Ballina youth-action group keeps kids out of courts

Just 5.7 per cent of ‘at risk’ youngsters referred to crime-prevention body Youth Action Ballina have gone on to appear in court. That figure and the YAB were both praised by Fianna Fáil TD Dara Calleary and Fine Gael TD Michelle Mulherin at last week’s Joint Policing Committee (JPC) meeting in Ballina.
Gardaí and community leaders come together under the aegis of the YAB to help young people between the ages of 12 and 18 years resist anti-social behaviour and criminality.

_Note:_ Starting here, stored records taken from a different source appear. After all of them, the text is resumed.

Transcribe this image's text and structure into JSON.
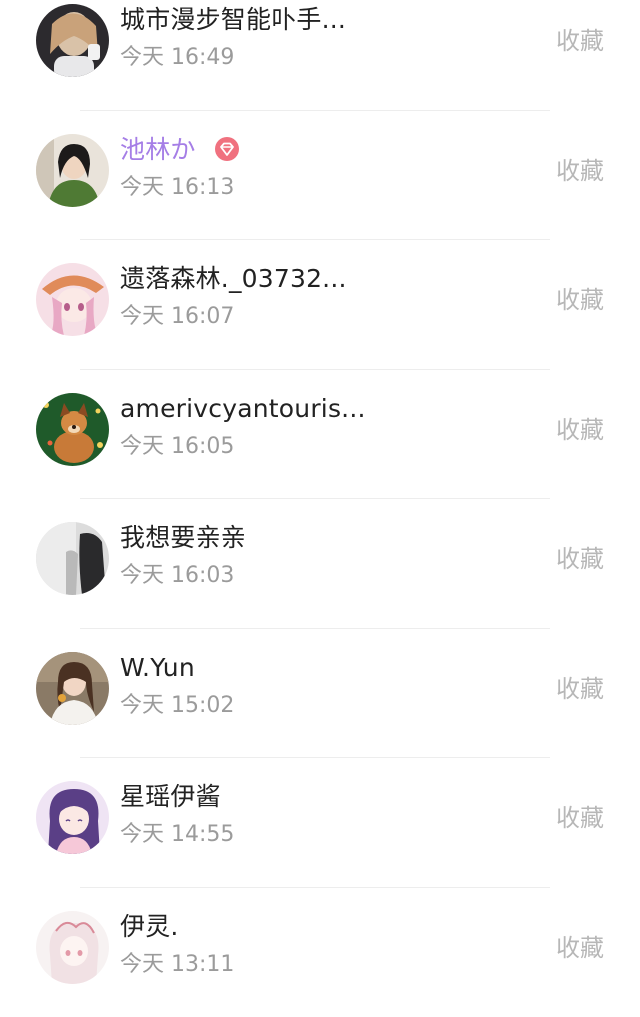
{
  "favorite_label": "收藏",
  "vip_color": "#a57ee6",
  "items": [
    {
      "name": "城市漫步智能卟手...",
      "time": "今天 16:49"
    },
    {
      "name": "池林か",
      "time": "今天 16:13",
      "vip": true
    },
    {
      "name": "遗落森林._03732...",
      "time": "今天 16:07"
    },
    {
      "name": "amerivcyantouris...",
      "time": "今天 16:05"
    },
    {
      "name": "我想要亲亲",
      "time": "今天 16:03"
    },
    {
      "name": "W.Yun",
      "time": "今天 15:02"
    },
    {
      "name": "星瑶伊酱",
      "time": "今天 14:55"
    },
    {
      "name": "伊灵.",
      "time": "今天 13:11"
    }
  ]
}
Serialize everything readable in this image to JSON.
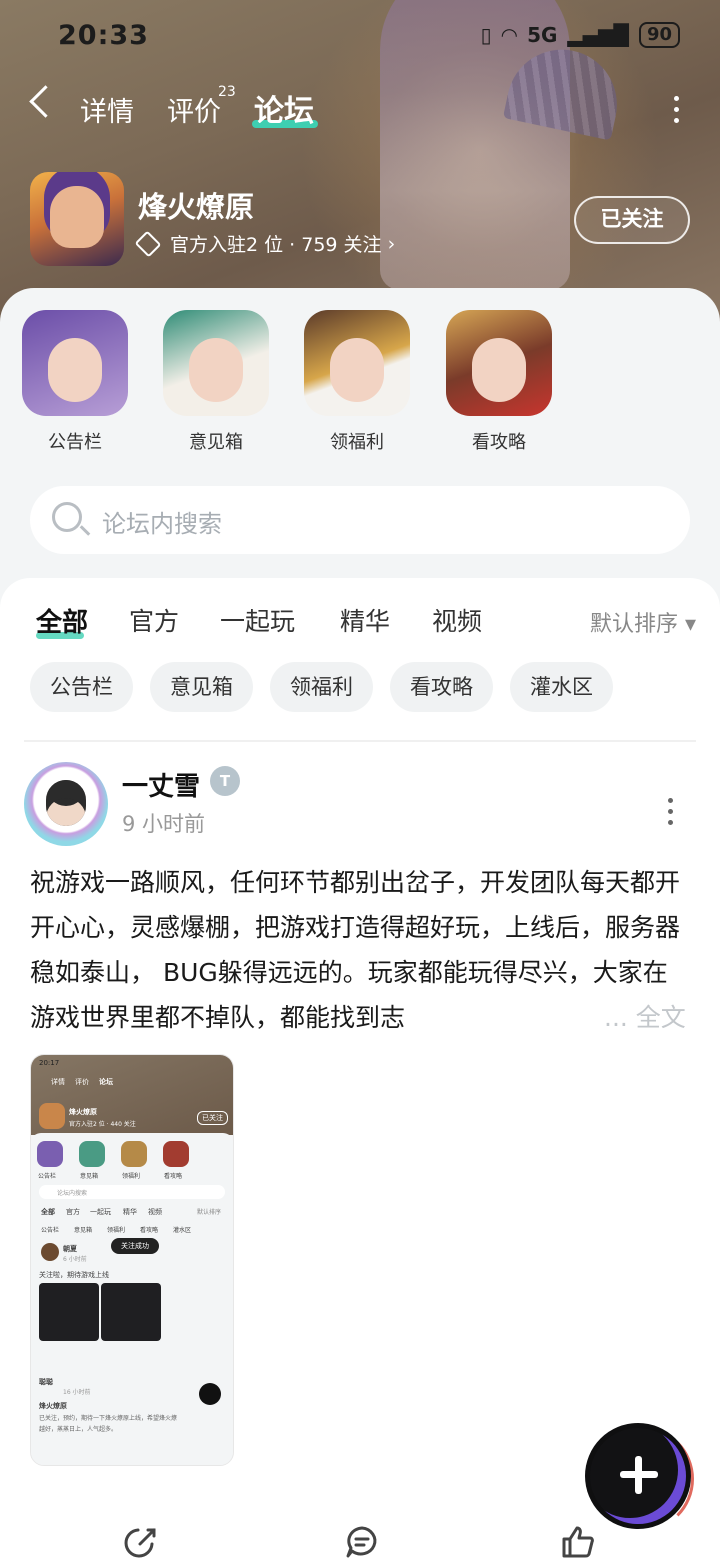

YAB, which was established in 2000, encourages participation in a range of indoor and outdoor activities, including orienteering, rock-climbing, soccer, hill-walking. A strong emphasis is also placed on  communication skills and inter-personal relationships in the family and wider community.
Pat Forde of YAB told the meeting that out of 623 referrals who were deemed to have been at risk of offending in Ballina, only 23 of those ended up in court, while just eight had subsequently been imprisoned.
Mr Forde continued, “It costs somewhere in the region of €1,000 to €2,000 a week to send a young person to prison, and I for one can think of much more beneficial ways in which that money can be spent. This project is potentially saving the State millions.”
Speaking about a recent visit to St Patrick’s Institution for young offenders, Deputy Calleary said: “It’s not a place for young people. We trick ourselves in to thinking it's going to reform and change people but it’s not. It’s important we keep young people out of there.”
Juvenile Liason Officer Garda Tommy Lyons highlighted the importance of getting to young people early. “Young people don’t start criminality at 25 years of age. They start at 12, 13 and 14 years of age,” he said, adding that the truth of that statement lay in the success of the YAB  programme.
“It’s wonderful to see how low the conviction rate is,” Deputy Michelle Mulherin said, adding: “When the country is facing so many problems, it is good to know how you are tackling youth crime and targeting kids who are dropping out of school. [YAB] gives hope.”